Carmichael – who is the sole remaining Scottish Liberal Democrat MP – told the inquiry that he gave Roddin permission for the memo to be leaked to the paper. The report says he has accepted that he "could and should have stopped the sharing of the memo", adding that neither Carmichael or Roddin will take severance pay – usually equal to three months' salary for ministers.

At the time of the controversy over the leaking of the memo, Carmichael told Channel 4 News that the Cabinet Office inquiry centred not on "somebody in public life", but "a civil servant".

Dave Penman – general secretary of the FDA union which represents senior civil servants – said the findings of the cabinet secretary's probe would "come as no surprise to many".

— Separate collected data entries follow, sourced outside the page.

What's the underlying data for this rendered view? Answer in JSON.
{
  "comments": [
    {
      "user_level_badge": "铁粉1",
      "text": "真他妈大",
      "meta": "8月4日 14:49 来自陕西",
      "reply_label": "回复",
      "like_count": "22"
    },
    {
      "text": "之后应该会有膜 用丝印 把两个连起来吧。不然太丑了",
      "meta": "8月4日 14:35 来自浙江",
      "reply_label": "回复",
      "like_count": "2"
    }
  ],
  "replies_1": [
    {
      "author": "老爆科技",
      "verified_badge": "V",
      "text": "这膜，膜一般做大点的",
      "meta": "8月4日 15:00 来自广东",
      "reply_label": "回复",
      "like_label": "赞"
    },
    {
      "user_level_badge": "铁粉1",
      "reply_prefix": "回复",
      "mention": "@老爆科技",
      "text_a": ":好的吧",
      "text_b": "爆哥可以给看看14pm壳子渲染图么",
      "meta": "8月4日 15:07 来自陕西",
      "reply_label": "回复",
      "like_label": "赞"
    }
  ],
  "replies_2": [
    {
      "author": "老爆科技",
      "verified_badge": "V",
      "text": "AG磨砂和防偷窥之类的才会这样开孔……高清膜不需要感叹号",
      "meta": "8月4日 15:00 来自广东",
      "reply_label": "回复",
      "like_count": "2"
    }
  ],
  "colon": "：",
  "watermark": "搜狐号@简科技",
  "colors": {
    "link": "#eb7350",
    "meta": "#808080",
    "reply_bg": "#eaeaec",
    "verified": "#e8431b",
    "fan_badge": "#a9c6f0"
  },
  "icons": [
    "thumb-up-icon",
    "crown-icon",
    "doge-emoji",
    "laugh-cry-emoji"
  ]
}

"The actions of politicians in leaking documents or pointing accusatory fingers at Whitehall, as happened in this case, can cast doubt on the honesty, integrity and impartiality that are the bedrock of the civil service. Once again any such doubt has proved to be unfounded but not before the reputations and careers of civil servants have been brought into question. 

"Politicians are more than aware that civil servants may become collateral damage when they choose to leak documents. The consequences for a civil servant leaking information could have been catastrophic, but it would appear that different rules apply when it comes to politicians."

The impartiality of the civil service has been the subject of much mud-slinging between Holyrood and Westminster in recent months. The row over the Scotland Office leak came just weeks after Sturgeon launched an attack on Whitehall's integrity, accusing HM Treasury of acting in a "transparently party political” manner by subjecting SNP spending plans to an opposition costing exercise.

MPs on the public administration committee meanwhile concluded that it had been wrong for HMT to publish a letter by permanent secretary Nicholas Macpherson on the impact of a currency union in the run-up to the vote on Scottish independence, while also slamming the Scottish government for its use of official resources in drawing up its "party political" independence White Paper.